Miércoles, 27 de julio de 2011 | Hoy
EL PAíS › OPINIóN
Por Luis Bruschtein
En algunos sectores del peronismo ortodoxo genera cierta inquietud cuando se habla mucho de Evita. No porque no la quieran, sino porque piensan que hablar mucho de Evita es hablar poco de Perón y recelan de una especie de puja entre “evitistas” y “peronistas”. Es una mirada de alguien de más de sesenta años. Si existe esa discusión es para esa franja de edad. El imaginario de una sociedad no es una fotografía, sino un universo en movimiento permanente.
Evita fue la más querida y la más odiada. Fue confrontativa, feroz con sus enemigos, que la odiaban con la misma pasión. Los “oligarcas” y “gorilas” –en el lenguaje de la época– la odiaban más que a Perón, que era el gobernante, el político, de alguna manera, el que tenía que encauzar esa energía. La historia del odio contra Evita ilustra mucho el pensamiento del antiperonismo, expone las miserias de fondo de una cultura que se impuso tras el golpe del ‘55 y se sostuvo varias décadas sobre la base de la negación física del otro en una sociedad asentada en la violencia.

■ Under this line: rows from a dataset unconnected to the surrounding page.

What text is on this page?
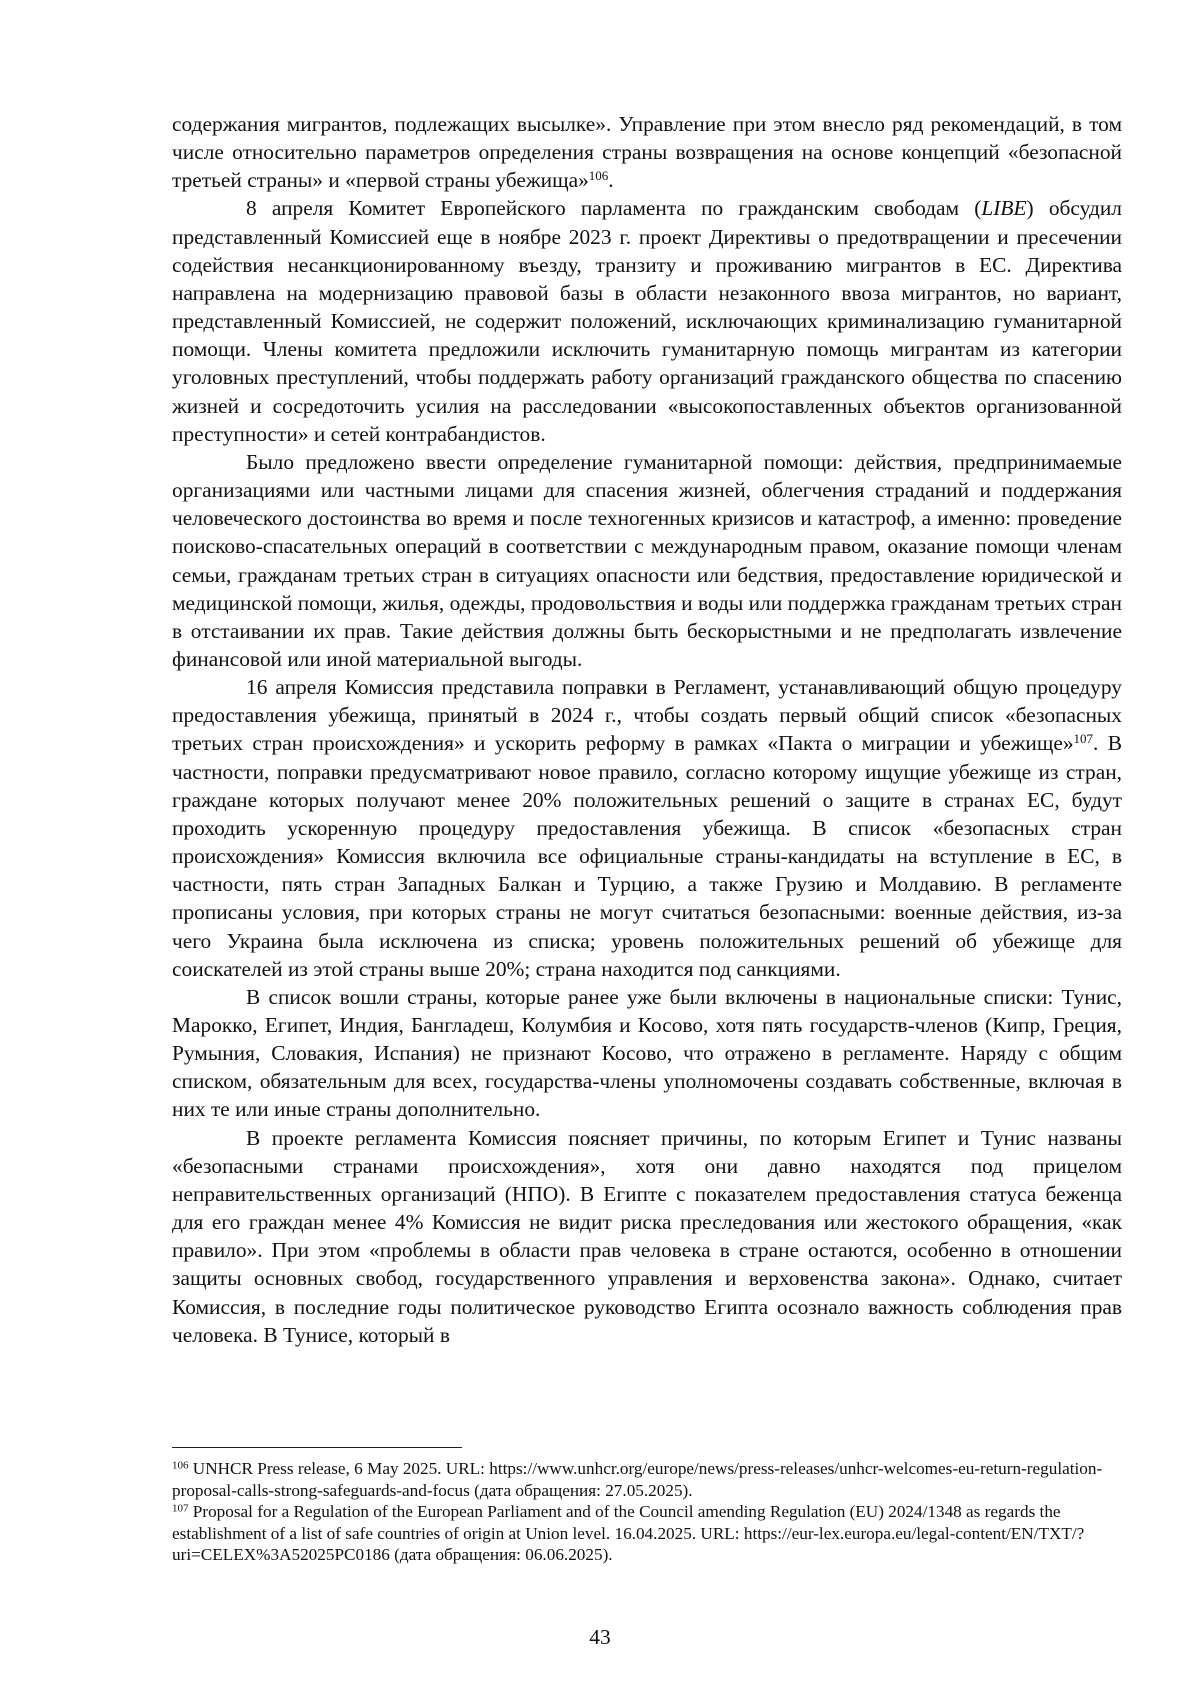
содержания мигрантов, подлежащих высылке». Управление при этом внесло ряд рекомендаций, в том числе относительно параметров определения страны возвращения на основе концепций «безопасной третьей страны» и «первой страны убежища»$^{106}$.

8 апреля Комитет Европейского парламента по гражданским свободам (LIBE) обсудил представленный Комиссией еще в ноябре 2023 г. проект Директивы о предотвращении и пресечении содействия несанкционированному въезду, транзиту и проживанию мигрантов в ЕС. Директива направлена на модернизацию правовой базы в области незаконного ввоза мигрантов, но вариант, представленный Комиссией, не содержит положений, исключающих криминализацию гуманитарной помощи. Члены комитета предложили исключить гуманитарную помощь мигрантам из категории уголовных преступлений, чтобы поддержать работу организаций гражданского общества по спасению жизней и сосредоточить усилия на расследовании «высокопоставленных объектов организованной преступности» и сетей контрабандистов.

Было предложено ввести определение гуманитарной помощи: действия, предпринимаемые организациями или частными лицами для спасения жизней, облегчения страданий и поддержания человеческого достоинства во время и после техногенных кризисов и катастроф, а именно: проведение поисково-спасательных операций в соответствии с международным правом, оказание помощи членам семьи, гражданам третьих стран в ситуациях опасности или бедствия, предоставление юридической и медицинской помощи, жилья, одежды, продовольствия и воды или поддержка гражданам третьих стран в отстаивании их прав. Такие действия должны быть бескорыстными и не предполагать извлечение финансовой или иной материальной выгоды.

16 апреля Комиссия представила поправки в Регламент, устанавливающий общую процедуру предоставления убежища, принятый в 2024 г., чтобы создать первый общий список «безопасных третьих стран происхождения» и ускорить реформу в рамках «Пакта о миграции и убежище»$^{107}$. В частности, поправки предусматривают новое правило, согласно которому ищущие убежище из стран, граждане которых получают менее 20% положительных решений о защите в странах ЕС, будут проходить ускоренную процедуру предоставления убежища. В список «безопасных стран происхождения» Комиссия включила все официальные страны-кандидаты на вступление в ЕС, в частности, пять стран Западных Балкан и Турцию, а также Грузию и Молдавию. В регламенте прописаны условия, при которых страны не могут считаться безопасными: военные действия, из-за чего Украина была исключена из списка; уровень положительных решений об убежище для соискателей из этой страны выше 20%; страна находится под санкциями.

В список вошли страны, которые ранее уже были включены в национальные списки: Тунис, Марокко, Египет, Индия, Бангладеш, Колумбия и Косово, хотя пять государств-членов (Кипр, Греция, Румыния, Словакия, Испания) не признают Косово, что отражено в регламенте. Наряду с общим списком, обязательным для всех, государства-члены уполномочены создавать собственные, включая в них те или иные страны дополнительно.

В проекте регламента Комиссия поясняет причины, по которым Египет и Тунис названы «безопасными странами происхождения», хотя они давно находятся под прицелом неправительственных организаций (НПО). В Египте с показателем предоставления статуса беженца для его граждан менее 4% Комиссия не видит риска преследования или жестокого обращения, «как правило». При этом «проблемы в области прав человека в стране остаются, особенно в отношении защиты основных свобод, государственного управления и верховенства закона». Однако, считает Комиссия, в последние годы политическое руководство Египта осознало важность соблюдения прав человека. В Тунисе, который в

$^{106}$ UNHCR Press release, 6 May 2025. URL: https://www.unhcr.org/europe/news/press-releases/unhcr-welcomes-eu-return-regulation-proposal-calls-strong-safeguards-and-focus (дата обращения: 27.05.2025).

$^{107}$ Proposal for a Regulation of the European Parliament and of the Council amending Regulation (EU) 2024/1348 as regards the establishment of a list of safe countries of origin at Union level. 16.04.2025. URL: https://eur-lex.europa.eu/legal-content/EN/TXT/?uri=CELEX%3A52025PC0186 (дата обращения: 06.06.2025).

43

La forma en que los antiperonistas ocultaron su cadáver, lo sacaron de Argentina y lo llevaron de un país a otro tiene un aire de familia con el odio que produjo más tarde a los desaparecidos.
Ponerse del lado de los humildes, despreciar a los poderosos, romper esquemas culturales, paradigmas de sometimiento y estructuras cerradas en la sociedad machista, colonizada y excluyente de la Argentina de los años ’40, fue ponerse a la cabeza de una verdadera revolución como mujer. El pasaje de Evita por esos seis últimos años de su vida fue una tormenta que trastrocó el sentido común y resignificó a pura energía palabras como “mujer”, “justicia”, “rebelión” o “descamisados”.
Tras su muerte, se convirtió en símbolo de radicalidad. Por recordarla nadie fue menos peronista. Las dos figuras, las de Perón y Evita, estaban en el lugar que ellos mismos habían jugado: la energía llameante y el líder político. Siempre fueron lugares diferentes, pero Evita era el símbolo de la lucha, de la confrontación inclaudicable, de la consecuencia desinteresada.
En otro momento de la Argentina, con esos antecedentes, hacer una estatua de Evita hubiera sido un acto de provocación. Poner esos perfiles en el viejo Ministerio de Obras Públicas directamente podría haber sido la causa de levantamientos militares y hasta golpes de Estado. Tras el golpe del ’55 había un loco, un enfermo de odio antiperonista, que se hacía llamar “capitán Gandhi”, que tenía una calavera escondida y aseguraba que era la de Juancito Duarte, el hermano de Evita. Esa gente hubiera sido capaz de asesinar en masa para impedir los perfiles que se instalaron en la 9 de Julio. El capitán Gandhi era un hombre respetado por los medios de la época y por el sentido común post ’55. El hombre murió hace mucho, seguramente sin llegar a imaginar que la sociedad en su conjunto haría un reconocimiento histórico tan importante a Evita, a la que odiaba hasta el desvelo.
Los perfiles fueron inaugurados ayer por la presidenta Cristina Kirchner y nada prefigura que vaya a haber golpes de Estado y hasta la Sociedad Rural, desde donde provenía el odio más concentrado hacia ella, parece resignada a aceptar el homenaje.
El acto de ayer fue además una expresión de la forma en que funcionan algunos mecanismos subterráneos de la historia y la memoria colectiva o por lo menos la culminación visible de esos procesos tan impredecibles. Nadie hubiera imaginado que justamente la imagen de Evita terminaría por ser asumida por la mayoría de la sociedad, incluso por gran parte de aquella que no se considera peronista. Ni siquiera la Sociedad Rural se animaría ahora a poner reparos a la proyección histórica de Evita. La podrán discutir, pero no la pueden devaluar. Perón quedó indiscutiblemente incorporado como un gran protagonista de la historia moderna argentina. Pero Evita fue convertida, generación tras generación, en un icono del progreso social en la historia del país. Forma parte de la identidad cultural de los argentinos.